There is no doubt, the current constitution is better than the one we had. However, the crafters failed to adhere to one fundamental aspect on the ramifications of the bloated legislature and its impact on the national exchequer.
So far, we need to applause the Jubilee government for crafting a lean Cabinet, but the raging debate on the wage bill isn’t something that can be wished away when the national economic indicators reflect a downward trend.
Just recently, the Controller of Budget Ms Agnes Odhiambo, publicily expressed how the Country is being drained on paying salaries instead of development projects. This was the clearest indication that a small government is a panacea for Kenya’s economic success.

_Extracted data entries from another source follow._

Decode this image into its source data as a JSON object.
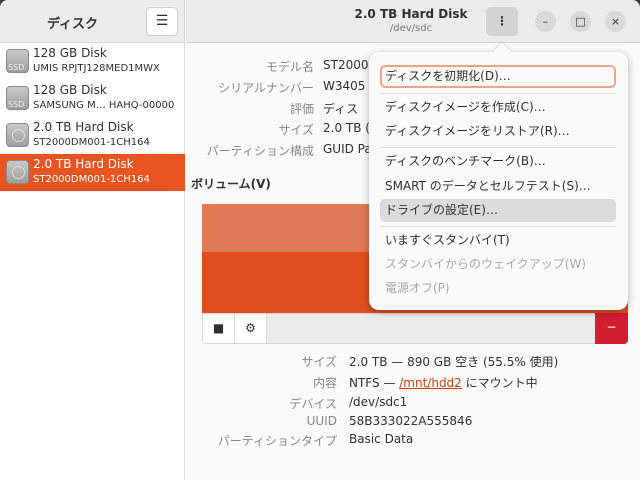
{
  "sidebar": {
    "title": "ディスク",
    "menu_icon": "hamburger-icon",
    "items": [
      {
        "name": "128 GB Disk",
        "model": "UMIS RPJTJ128MED1MWX",
        "icon": "ssd-icon",
        "badge": "SSD"
      },
      {
        "name": "128 GB Disk",
        "model": "SAMSUNG M… HAHQ-00000",
        "icon": "ssd-icon",
        "badge": "SSD"
      },
      {
        "name": "2.0 TB Hard Disk",
        "model": "ST2000DM001-1CH164",
        "icon": "hdd-icon"
      },
      {
        "name": "2.0 TB Hard Disk",
        "model": "ST2000DM001-1CH164",
        "icon": "hdd-icon",
        "selected": true
      }
    ]
  },
  "header": {
    "title": "2.0 TB Hard Disk",
    "subtitle": "/dev/sdc",
    "menu": "⋮",
    "minimize": "–",
    "maximize": "□",
    "close": "×"
  },
  "disk_info": [
    {
      "label": "モデル名",
      "value": "ST2000"
    },
    {
      "label": "シリアルナンバー",
      "value": "W3405"
    },
    {
      "label": "評価",
      "value": "ディス"
    },
    {
      "label": "サイズ",
      "value": "2.0 TB ("
    },
    {
      "label": "パーティション構成",
      "value": "GUID Pa"
    }
  ],
  "volumes": {
    "heading": "ボリューム(V)",
    "used_percent": 55.5,
    "stop": "■",
    "settings": "⚙",
    "delete": "−"
  },
  "partition_info": {
    "size_label": "サイズ",
    "size_value": "2.0 TB — 890 GB 空き (55.5% 使用)",
    "content_label": "内容",
    "content_prefix": "NTFS — ",
    "content_link": "/mnt/hdd2",
    "content_suffix": " にマウント中",
    "device_label": "デバイス",
    "device_value": "/dev/sdc1",
    "uuid_label": "UUID",
    "uuid_value": "58B333022A555846",
    "type_label": "パーティションタイプ",
    "type_value": "Basic Data"
  },
  "menu": {
    "items": [
      "ディスクを初期化(D)…",
      "ディスクイメージを作成(C)…",
      "ディスクイメージをリストア(R)…",
      "ディスクのベンチマーク(B)…",
      "SMART のデータとセルフテスト(S)…",
      "ドライブの設定(E)…",
      "いますぐスタンバイ(T)",
      "スタンバイからのウェイクアップ(W)",
      "電源オフ(P)"
    ]
  },
  "colors": {
    "accent": "#e95420",
    "delete": "#d41c33"
  }
}
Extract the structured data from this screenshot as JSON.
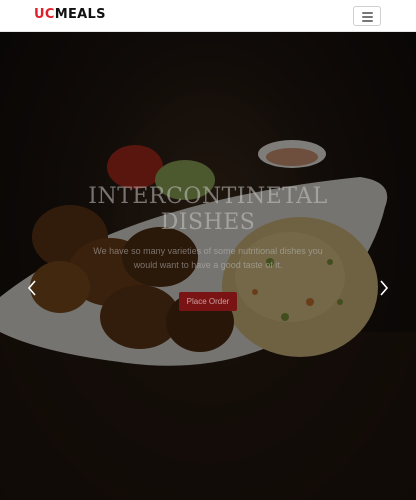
{
  "navbar": {
    "brand_prefix": "UC",
    "brand_suffix": "MEALS",
    "menu_icon": "hamburger-icon"
  },
  "hero": {
    "title": "INTERCONTINETAL DISHES",
    "description": "We have so many varieties of some nutritional dishes you would want to have a good taste of it.",
    "button_label": "Place Order",
    "prev_icon": "chevron-left-icon",
    "next_icon": "chevron-right-icon"
  },
  "colors": {
    "brand_red": "#e0202a",
    "button_red": "#7a1414"
  }
}
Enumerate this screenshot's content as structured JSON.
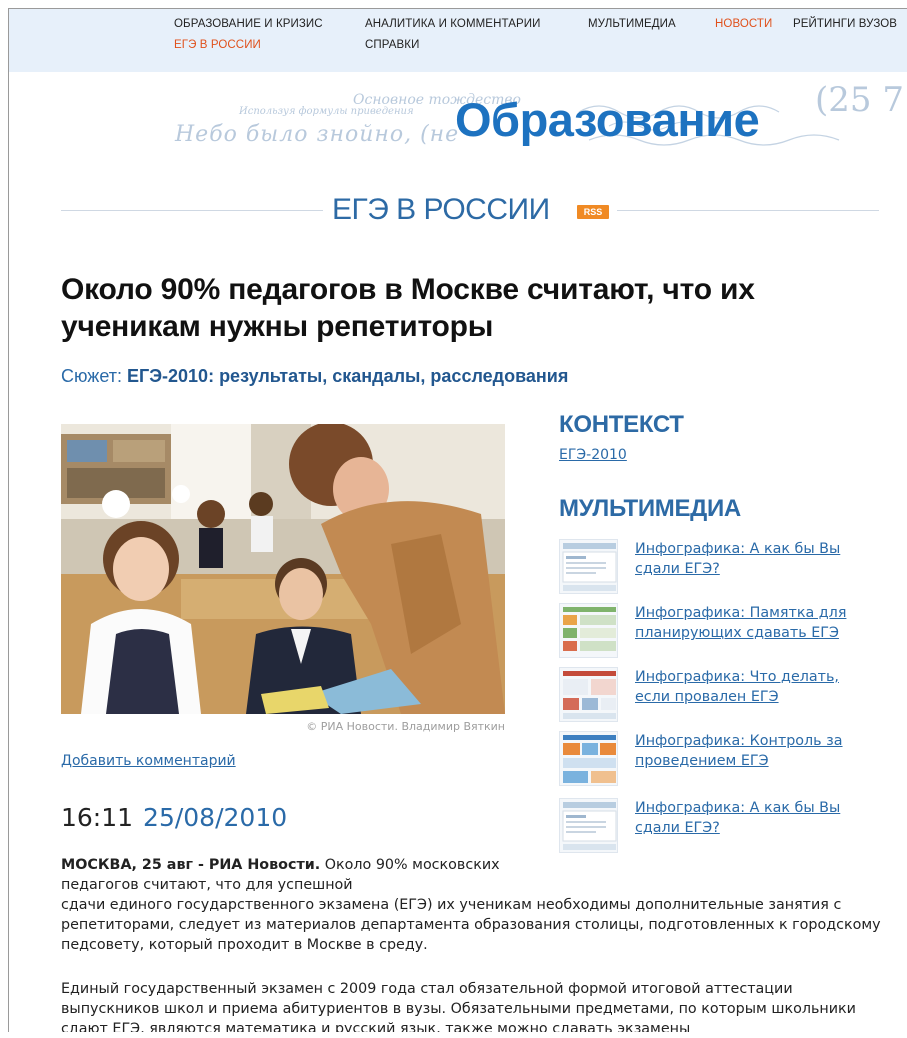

It’s through downsizing the public workforce and scrapping unnecessary bureaucracies nationally and at the County levels that Kenya can move forward to become a developed Country.
On the current constitution, we all know that laws are not carved on stones but formed by humans to be changed, augmented, scrapped or improved to suit prevailing governance systems and processes.
It can be remembered that former Prime Minister Raila Odinga, hinted during the referendum that any anomalies can be rectified after the passage of the current constitution.
Therefore, since it was not a perfect document during its passage by the Kenyan masses, it means that it can be subjected to amendments to suit the needs of the Country.
The debate to downsize the national assembly has come at the right time when the country is gearing to celebrate 50 years of nationhood. It’s therefore healthy for Kenyans to point out the pros and cons of the current constitution in order to streamline the faulty areas through a referendum.
We need to look at how to scale down the bloated legislator, especially Parliament and see if the country real needs the Senate. There is no reason why Kenya; a nation of 40 million people should have 358 Members of Parliament and 67 Senators. It will make a lot of sense if we either scrap the Senate or reduce the current constituencies by merging them.
Additionally, weird as it may sound; if we had transformed the 8 provinces into Counties, it would have saved the treasury huge expenditure costs because, as it stands today, funding 47 Counties has proved to be a toll on the Country’s exchequer. Besides, it’s emerging that the Counties, once touted as the pillars of development are proving to be pillars of disunity and clanism especially the counties with one ethnic group like Gusiiland where we have Kisii and Nyamira Counties.
Secondly, we need to abolish the apportioning of seats to special interest groups in the Senate and Parliament because, it doesn’t serve any purpose. Laws are not made to benefit a particular group but to serve all every Kenyans fairly, justifiably and with impartiality.
Instead of apportioning seats for special interest groups, we need to strengthen our laws so that every person is empowered through equity and equality. In fact, when the interests of all Kenyans are catered for in the constitution; irrespective of their status, gender, creed, age, physical or mental abilities, we don’t need affirmative action in the legislature for women, youth or persons with disabilities.
Take for instance if our electoral body ensured that vulnerable candidates like youth, women and persons with disabilities were provided with a level playing field during the election campaigns, we shall not be talking about merely nominating these groups to the Senate or Parliament.
Otherwise, if the trend is not halted, it will continue to reflect us as a Country with no regard to her vulnerable population. It’s just a piecemeal to merely nominate these people to the Senate or Parliament under the aegis of addressing their interests when we don’t have solid laws which protects all them across the board.
On restructuring our legislature to save tax payers, I support the deputy Chief Whip Jakoyo Midiwo, who brought up the debate during the burial of former Juja MP George Thuo last week. We need such mature bipartisan approach to scale down government expenditure.
This united spirit to reduce government expenditure is pegged on the national good to help the growth of our economy and therefore, must be pursued from all political aisles – Cord and Jubilee.
I believe that our legislators will help us pursue a path to reduce government spending if they truly care about Kenya. As it stands, we will gnash our teeth to service the current structures under the aegis of devolution if we can’t revise status quo.
The duplication of roles is also another area that needs to be looked into both at the national and county governments. At the County level, we have glaring waste where there is no definite role for the County commissioners when we have an elected governor. This has often created not only a waste of funds but also a big conflict of interest between the two offices; thereby hampering service delivery.
It’s also worthy to note that the Salaries and Remuneration Commission (SRC) need to be given more muscles to restructure the salaries of public servants without unnecessary contests especially the one we experienced recently from the members of Parliament.
Finally, a stitch in time saves nine. Flaws in the current constitution have emerged before Kenyans can eat its fruits and the best way is to go for a referendum in order to fix the anomalies.